In response to the narrow victory in Parliament, Johnson told reporters it’s “an extremely good, positive, conclusive, decisive result which enables us to move on to talk “exclusively” about things that matter to the British people.  “What it means is that as a government, we can move on and focus on the stuff that really matters to people,” Johnson said.

However, Labour leader Sir Keir Starmer said the Conservatives had to decide whether or not to “show some backbone or to back Boris Johnson,” and he argued that the public were “fed up with a prime minister who promises big but never delivers.” Liberal Democrats leader Sir Ed Davey said the result meant Conservative MPs are now “fully responsible for the prime minister’s behavior – they have narrowly voted to keep a lawbreaker and liar in No 10”

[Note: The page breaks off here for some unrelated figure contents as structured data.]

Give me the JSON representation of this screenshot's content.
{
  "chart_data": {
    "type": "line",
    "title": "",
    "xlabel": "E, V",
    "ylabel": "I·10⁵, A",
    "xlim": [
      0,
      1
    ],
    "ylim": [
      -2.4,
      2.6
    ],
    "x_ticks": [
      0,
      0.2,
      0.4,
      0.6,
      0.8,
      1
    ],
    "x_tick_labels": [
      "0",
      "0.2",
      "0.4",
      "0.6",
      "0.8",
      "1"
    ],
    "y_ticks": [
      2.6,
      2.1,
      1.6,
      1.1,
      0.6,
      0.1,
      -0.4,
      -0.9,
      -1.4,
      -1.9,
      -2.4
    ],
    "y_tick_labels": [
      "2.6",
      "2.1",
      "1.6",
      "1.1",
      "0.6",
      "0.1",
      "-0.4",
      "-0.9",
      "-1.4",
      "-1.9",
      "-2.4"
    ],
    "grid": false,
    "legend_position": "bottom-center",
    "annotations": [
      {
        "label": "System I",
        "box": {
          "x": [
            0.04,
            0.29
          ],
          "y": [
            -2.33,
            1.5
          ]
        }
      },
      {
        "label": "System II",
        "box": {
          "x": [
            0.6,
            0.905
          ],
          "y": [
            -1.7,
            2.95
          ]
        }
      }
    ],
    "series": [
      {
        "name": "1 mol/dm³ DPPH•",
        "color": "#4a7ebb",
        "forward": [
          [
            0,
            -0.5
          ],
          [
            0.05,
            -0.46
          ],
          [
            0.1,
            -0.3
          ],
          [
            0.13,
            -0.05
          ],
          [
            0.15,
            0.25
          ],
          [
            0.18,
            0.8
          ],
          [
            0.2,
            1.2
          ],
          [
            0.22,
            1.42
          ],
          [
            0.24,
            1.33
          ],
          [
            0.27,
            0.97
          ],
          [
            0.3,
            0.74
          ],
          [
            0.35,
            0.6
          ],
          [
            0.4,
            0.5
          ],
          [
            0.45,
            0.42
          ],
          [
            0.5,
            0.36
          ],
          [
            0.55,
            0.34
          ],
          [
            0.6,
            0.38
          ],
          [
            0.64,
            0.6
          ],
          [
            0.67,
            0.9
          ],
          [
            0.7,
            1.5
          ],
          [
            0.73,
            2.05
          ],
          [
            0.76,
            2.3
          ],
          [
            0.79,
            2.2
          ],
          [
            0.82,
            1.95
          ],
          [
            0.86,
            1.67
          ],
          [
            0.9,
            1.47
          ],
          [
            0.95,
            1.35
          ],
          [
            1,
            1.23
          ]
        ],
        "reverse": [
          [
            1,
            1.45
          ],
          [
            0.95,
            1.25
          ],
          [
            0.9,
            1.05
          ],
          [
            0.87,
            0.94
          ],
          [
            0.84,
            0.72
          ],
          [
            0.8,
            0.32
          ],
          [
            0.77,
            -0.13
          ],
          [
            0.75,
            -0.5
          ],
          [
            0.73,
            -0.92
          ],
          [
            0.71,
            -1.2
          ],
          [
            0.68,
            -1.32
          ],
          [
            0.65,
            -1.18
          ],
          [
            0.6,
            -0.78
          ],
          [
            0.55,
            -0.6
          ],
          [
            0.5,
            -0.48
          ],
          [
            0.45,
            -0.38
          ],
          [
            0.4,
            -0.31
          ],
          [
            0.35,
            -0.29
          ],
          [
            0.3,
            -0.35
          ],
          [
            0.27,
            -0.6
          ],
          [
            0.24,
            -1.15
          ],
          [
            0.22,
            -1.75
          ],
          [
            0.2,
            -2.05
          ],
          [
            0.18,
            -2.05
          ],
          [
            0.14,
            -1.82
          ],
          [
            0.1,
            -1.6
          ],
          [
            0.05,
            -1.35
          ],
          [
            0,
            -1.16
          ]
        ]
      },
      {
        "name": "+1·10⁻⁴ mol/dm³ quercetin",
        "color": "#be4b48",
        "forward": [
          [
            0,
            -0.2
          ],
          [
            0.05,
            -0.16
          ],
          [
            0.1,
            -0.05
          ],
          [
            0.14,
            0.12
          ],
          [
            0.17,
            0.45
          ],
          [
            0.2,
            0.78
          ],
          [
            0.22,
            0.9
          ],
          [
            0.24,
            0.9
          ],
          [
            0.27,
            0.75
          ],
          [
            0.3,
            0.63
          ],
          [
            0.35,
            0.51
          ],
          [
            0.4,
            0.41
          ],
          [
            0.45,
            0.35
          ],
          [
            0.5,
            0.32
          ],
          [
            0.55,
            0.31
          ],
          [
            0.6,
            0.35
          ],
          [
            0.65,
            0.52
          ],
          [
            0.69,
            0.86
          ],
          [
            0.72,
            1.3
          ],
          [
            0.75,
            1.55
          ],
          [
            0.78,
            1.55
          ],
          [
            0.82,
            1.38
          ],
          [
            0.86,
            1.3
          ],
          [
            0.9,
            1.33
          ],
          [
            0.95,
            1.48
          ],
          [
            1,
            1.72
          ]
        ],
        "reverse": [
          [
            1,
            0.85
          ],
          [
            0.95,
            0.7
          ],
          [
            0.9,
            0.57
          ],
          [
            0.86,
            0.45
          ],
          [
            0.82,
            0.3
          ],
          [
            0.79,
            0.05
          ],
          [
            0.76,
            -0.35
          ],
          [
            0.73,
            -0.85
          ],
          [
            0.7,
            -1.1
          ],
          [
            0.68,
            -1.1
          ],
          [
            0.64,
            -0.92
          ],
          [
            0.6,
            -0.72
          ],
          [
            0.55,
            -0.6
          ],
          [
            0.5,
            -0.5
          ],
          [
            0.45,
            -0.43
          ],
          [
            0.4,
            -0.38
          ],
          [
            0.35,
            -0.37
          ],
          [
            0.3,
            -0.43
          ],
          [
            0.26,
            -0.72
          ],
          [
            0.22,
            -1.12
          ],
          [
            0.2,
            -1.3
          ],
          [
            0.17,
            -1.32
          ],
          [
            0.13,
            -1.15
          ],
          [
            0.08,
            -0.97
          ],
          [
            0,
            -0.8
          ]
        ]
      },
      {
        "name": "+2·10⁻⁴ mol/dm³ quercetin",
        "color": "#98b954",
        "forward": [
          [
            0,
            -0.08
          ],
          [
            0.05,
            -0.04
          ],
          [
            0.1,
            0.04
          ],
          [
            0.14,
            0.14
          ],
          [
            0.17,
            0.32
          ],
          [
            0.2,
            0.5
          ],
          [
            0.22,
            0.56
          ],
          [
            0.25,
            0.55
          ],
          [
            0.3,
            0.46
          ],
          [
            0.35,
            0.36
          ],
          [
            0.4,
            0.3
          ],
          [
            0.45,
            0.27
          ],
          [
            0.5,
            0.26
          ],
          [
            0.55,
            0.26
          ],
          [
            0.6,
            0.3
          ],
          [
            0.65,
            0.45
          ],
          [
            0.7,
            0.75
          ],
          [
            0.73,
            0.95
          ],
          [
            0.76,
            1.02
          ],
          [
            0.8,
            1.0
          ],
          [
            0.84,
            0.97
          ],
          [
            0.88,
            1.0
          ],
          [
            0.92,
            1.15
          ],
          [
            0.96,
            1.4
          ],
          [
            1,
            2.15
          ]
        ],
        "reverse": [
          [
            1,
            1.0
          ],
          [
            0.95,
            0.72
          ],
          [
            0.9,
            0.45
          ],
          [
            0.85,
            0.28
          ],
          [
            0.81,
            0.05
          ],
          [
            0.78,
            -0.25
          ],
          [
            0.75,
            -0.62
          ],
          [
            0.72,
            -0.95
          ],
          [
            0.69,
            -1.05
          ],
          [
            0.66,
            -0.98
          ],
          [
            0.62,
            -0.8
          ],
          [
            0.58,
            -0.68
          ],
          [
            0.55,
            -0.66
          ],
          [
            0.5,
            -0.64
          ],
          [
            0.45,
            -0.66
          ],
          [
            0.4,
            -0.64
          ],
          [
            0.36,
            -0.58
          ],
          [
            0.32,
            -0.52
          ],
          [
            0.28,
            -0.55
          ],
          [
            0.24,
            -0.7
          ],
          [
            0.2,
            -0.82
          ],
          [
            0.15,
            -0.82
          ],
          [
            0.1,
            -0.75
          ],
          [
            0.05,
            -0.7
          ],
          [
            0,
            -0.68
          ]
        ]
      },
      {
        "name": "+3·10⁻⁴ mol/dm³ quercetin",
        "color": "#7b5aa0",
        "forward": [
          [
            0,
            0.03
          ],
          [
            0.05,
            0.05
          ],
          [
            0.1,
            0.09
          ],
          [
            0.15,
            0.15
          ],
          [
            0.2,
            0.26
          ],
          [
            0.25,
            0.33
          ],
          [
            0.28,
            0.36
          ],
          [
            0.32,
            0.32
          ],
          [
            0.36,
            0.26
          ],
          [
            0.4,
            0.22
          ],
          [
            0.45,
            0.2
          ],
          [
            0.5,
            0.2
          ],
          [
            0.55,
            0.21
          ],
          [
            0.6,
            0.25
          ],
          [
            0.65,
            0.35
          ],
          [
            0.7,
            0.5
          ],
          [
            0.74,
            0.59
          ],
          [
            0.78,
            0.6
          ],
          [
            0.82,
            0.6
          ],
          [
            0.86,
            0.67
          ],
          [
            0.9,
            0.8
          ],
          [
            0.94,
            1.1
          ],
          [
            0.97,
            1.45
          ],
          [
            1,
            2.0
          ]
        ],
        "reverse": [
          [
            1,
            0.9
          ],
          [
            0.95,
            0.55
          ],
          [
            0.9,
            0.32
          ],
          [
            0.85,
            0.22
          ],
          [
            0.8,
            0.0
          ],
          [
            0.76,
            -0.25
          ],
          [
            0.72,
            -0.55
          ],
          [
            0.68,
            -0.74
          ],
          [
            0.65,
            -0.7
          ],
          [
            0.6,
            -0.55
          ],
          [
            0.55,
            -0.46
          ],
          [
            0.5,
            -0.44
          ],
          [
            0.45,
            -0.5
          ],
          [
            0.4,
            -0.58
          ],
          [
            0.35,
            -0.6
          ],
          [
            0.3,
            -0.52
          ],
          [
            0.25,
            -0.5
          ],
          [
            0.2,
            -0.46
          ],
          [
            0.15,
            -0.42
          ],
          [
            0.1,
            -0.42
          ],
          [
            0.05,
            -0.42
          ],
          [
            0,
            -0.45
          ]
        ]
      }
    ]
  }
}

The SNP has said: “Tory MPs should have drawn a line under Boris Johnson’s disastrous time as prime minister but instead they’ve bottled it”, adding “the UK is now stuck in limbo with a lame duck prime minister who has lost the confidence of the public – and more than 40% of his own MPs”

The no-confidence vote itself has come as a blow to Johnson. It was triggered by 15% of Conservative MPs submitting letters of no confidence in a leader who steered the party to its biggest general election win in more than three decades in 2019.

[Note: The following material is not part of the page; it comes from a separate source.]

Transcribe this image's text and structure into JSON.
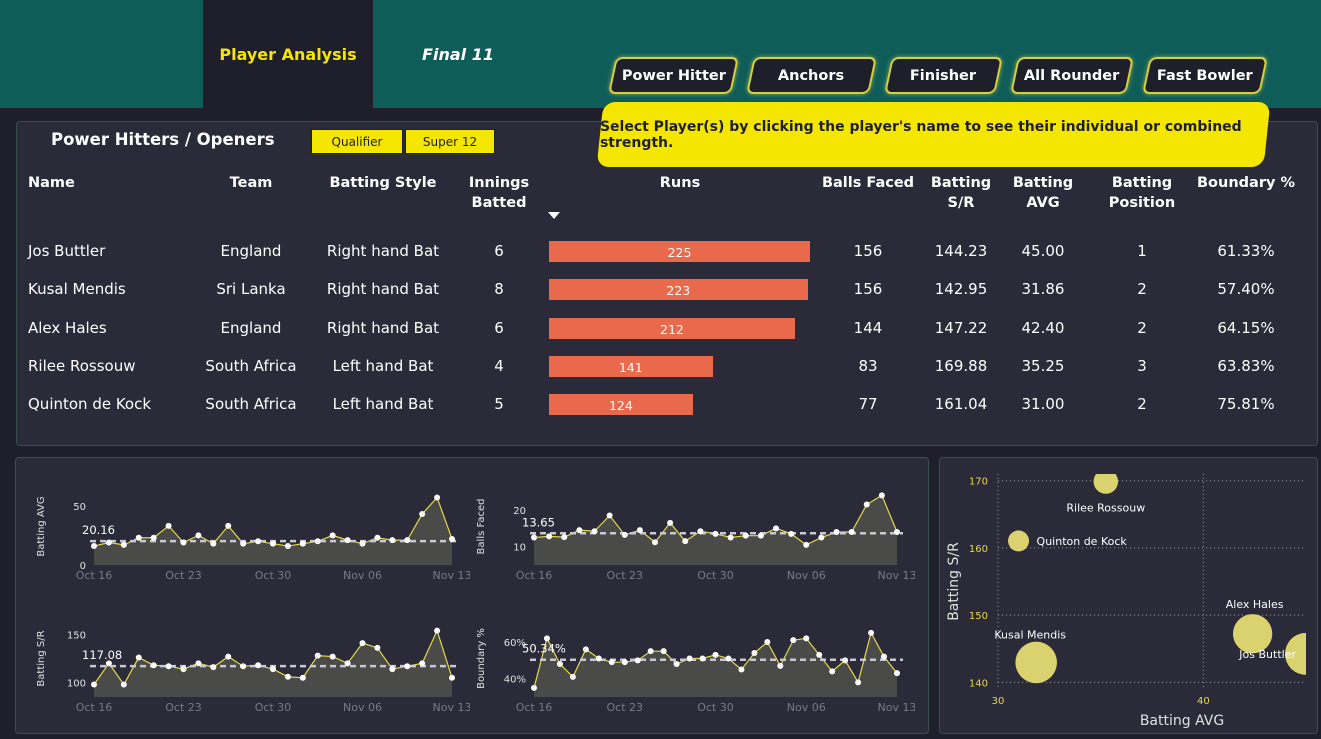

And the pressure will mount again when a cross-party committee soon begins to probe whether he deliberately mislead Parliament over Partygate.

The PM will try to drown out that noise with a range of policy announcements – and possibly promotions for some who stayed loyal in a pre-summer reshuffle.

But the breadth of opposition to the PM – some of those who backed Brexit, some who backed Remain, some of the 2019 intake, some long-standing MPs – means that policies designed to appeal to one wing of his party might alienate others.

Under current rules, Tory MPs would not be allowed to hold another confidence vote for a year. However, it would be possible to to change the rules in order to hold another vote sooner. As per analysts, recent history suggests his time in office could come to an end before he gets a chance to fight the next election, currently scheduled for 2024.